How can DPO improve multi-guided diffusion for realistic traffic scenarios?
Direct Preference Optimization-Enhanced Multi-Guided Diffusion Model for Traffic Scenario Generation
February 19, 2025
https://arxiv.org/pdf/2502.12178This paper introduces MuDi-Pro, a method for generating realistic and controllable traffic scenarios using a diffusion model. It addresses the challenge of balancing realism with the ability to guide the behavior of multiple agents (vehicles) in a simulation. MuDi-Pro uses a novel training strategy involving multi-task learning and direct preference optimization (DPO) to fine-tune a diffusion transformer model. This enables the model to learn a prior based on real-world driving data, adapt to various guide inputs (e.g., desired trajectories, traffic rules), and generate diverse, realistic scenarios that adhere to user preferences.
Key points for LLM-based multi-agent systems:
- Guided Sampling: MuDi-Pro integrates multiple guidance signals within a unified model using a conditional layer, similar to multi-task learning. This is highly relevant to LLM agents where complex instructions/goals can be decomposed into sub-tasks.

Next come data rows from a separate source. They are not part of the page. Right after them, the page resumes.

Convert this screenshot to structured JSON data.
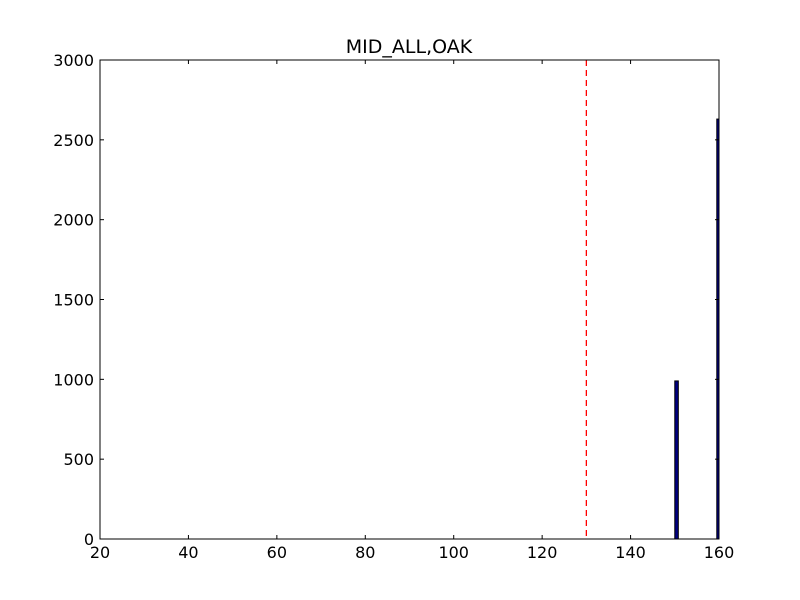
{
  "chart_data": {
    "type": "bar",
    "title": "MID_ALL,OAK",
    "xlabel": "",
    "ylabel": "",
    "xlim": [
      20,
      160
    ],
    "ylim": [
      0,
      3000
    ],
    "x_ticks": [
      20,
      40,
      60,
      80,
      100,
      120,
      140,
      160
    ],
    "y_ticks": [
      0,
      500,
      1000,
      1500,
      2000,
      2500,
      3000
    ],
    "bars": [
      {
        "x_start": 150.0,
        "x_end": 150.8,
        "value": 990
      },
      {
        "x_start": 159.5,
        "x_end": 160.0,
        "value": 2630
      }
    ],
    "reference_line": {
      "x": 130,
      "style": "dashed",
      "color": "#ff0000"
    },
    "bar_color": "#000080",
    "grid": false,
    "legend": "none"
  }
}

- Direct Preference Optimization (DPO): Instead of reinforcement learning with human feedback, MuDi-Pro uses DPO to fine-tune based on preferences derived from guidance scores. This aligns with emerging trends in LLM training where DPO is used for aligning model outputs with user intentions. DPO simplifies feedback collection as it avoids explicit human evaluation.
- Classifier-Free Sampling (CFS): MuDi-Pro uses CFS to combine future-conditioned and non-future-conditioned predictions, offering control over how much future information influences the generated behaviors. This can be related to prompt engineering in LLMs, where controlling the level of detail in prompts influences agent behavior.
- Scene-Level Diffusion: Learning at the scene level helps the model capture interactions between multiple agents, which is crucial for multi-agent applications of LLMs. The diffusion model's ability to generate diverse samples is also valuable for exploring different multi-agent interaction patterns.